I have been using the Marie Kondo method, asking myself if each book “sparks joy” and the answer in the vast majority of cases is “yes.”

But why? Why am I attached to an inanimate object in this way? What is the connection that has been formed?

Not to get too highfalutin, but I think it’s about capital A “Art.”

For this I’m going to turn to my old friend Leo Tolstoy who said this about “art” (or “Art”), “To evoke in oneself a feeling one has once experienced, and having evoked it in oneself, then by means of movements, lines, colors, sounds, or forms expressed in words, so to transmit that feeling that others may experience the same feeling — this is the activity of art.”

In other words, what Leo is saying from the artist’s perspective is that his job is to capture the experience of living with such fidelity, that the artist can then transmit that feeling to the viewer/listener/reader through the medium of their expression.

As a reader, I have been on the receiving end of this transference a countless number of times, and it is these books I have been carefully packing in boxes that have delivered those experiences.

So, for example, when I pick up James Baldwin’s “Giovanni’s Room” I remember the ache of grief and romance the book evokes.

When I see Sam Lipsyte’s “Home Land,” I recall laughing myself breathless, on a plane surrounded by strangers, no less. It’s a battered paperback, in horrible shape because I’ve lent it out and taught from it, unsightly on the shelf, but it goes in the box.

Because there have been so many books and I am getting older, I may forget the experience of art if I didn’t have the book to remind me. This happened with Elizabeth Strout’s “Anything is Possible,” a book that had me truly hoping that in the real world people could be kind to each other in the way they are in the world of the book.

When stacked in the living room of the home we’re leaving, my books take up more space than everything from the kitchen, a ratio over which I am both chagrined and more than a little proud.

It’s clear.
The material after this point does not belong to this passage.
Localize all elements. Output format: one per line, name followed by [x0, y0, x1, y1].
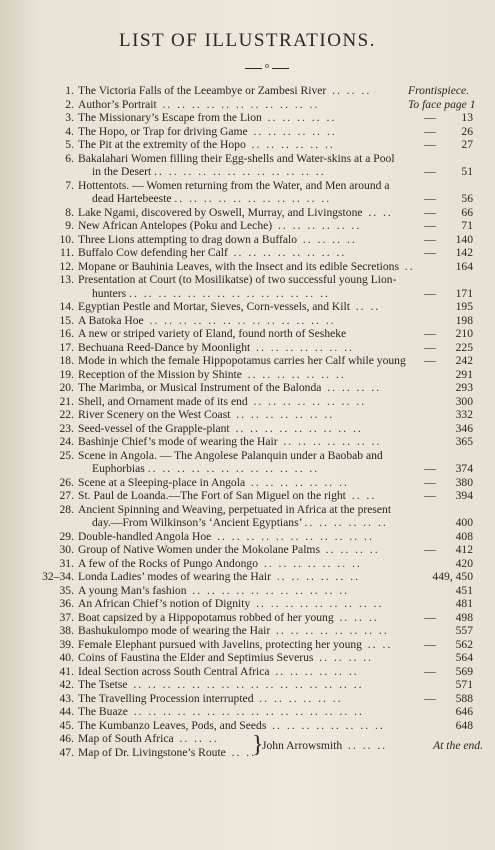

I may be done reading these books, but I am not done living them.

John Warner is the author of “Why They Can’t Write: Killing the Five-Paragraph Essay and Other Necessities.”

Twitter @biblioracle

Book recommendations from the Biblioracle

John Warner tells you what to read based on the last five books you’ve read

1. “One Day I Shall Astonish the World” by Nina Stibbe

2. “True Biz” by Sara Novic

3. “I Am Not Sidney Poitier” by Percival Everett

4. “A Far Cry from Kensington” by Muriel Spark

5. “Marriage Material” by Sathnam Sanghera

— Cheryl F., Evanston

For Cheryl, I’m recommending a close personal story that has much larger resonances in the culture at large, “Transcendent Kingdom” by Yaa Gyasi.

1. “In Other Lands” by Sarah Rees Brennan

2. “A Marvellous Light” by Freya Marske

3. “A Mirror Mended” by Alix E. Harrow

4. “To Say Nothing of the Dog” by Connie Willis

5. “Let’s Not Do That Again” by Grant Ginder

— Maria D., Boston

Maria seems to be drawn to some stories with fantastical or supernatural elements that are important, but more a vehicle for the human story underneath. I think Max Barry’s “Lexicon” will be a nice, propulsive reading experience for her.

1. “Dare Me” by Megan Abbott

2. “Anxious People” by Fredrik Backman

3. “The Lincoln Highway” by Amor Towles

4. “The Immortal Life of Henrietta Lacks” by Rebecca Skloot

5. “The Lincoln Lawyer” by Michael Connelly

— Lisa P., Chicago

We now know her from the stunning otherworldliness of “Station Eleven” and “Sea of Tranquility,” but Emily St. John Mandel started her career with some very tricky and highly involving noirish novels. For Lisa, I’m recommending “Last Night in Montreal.”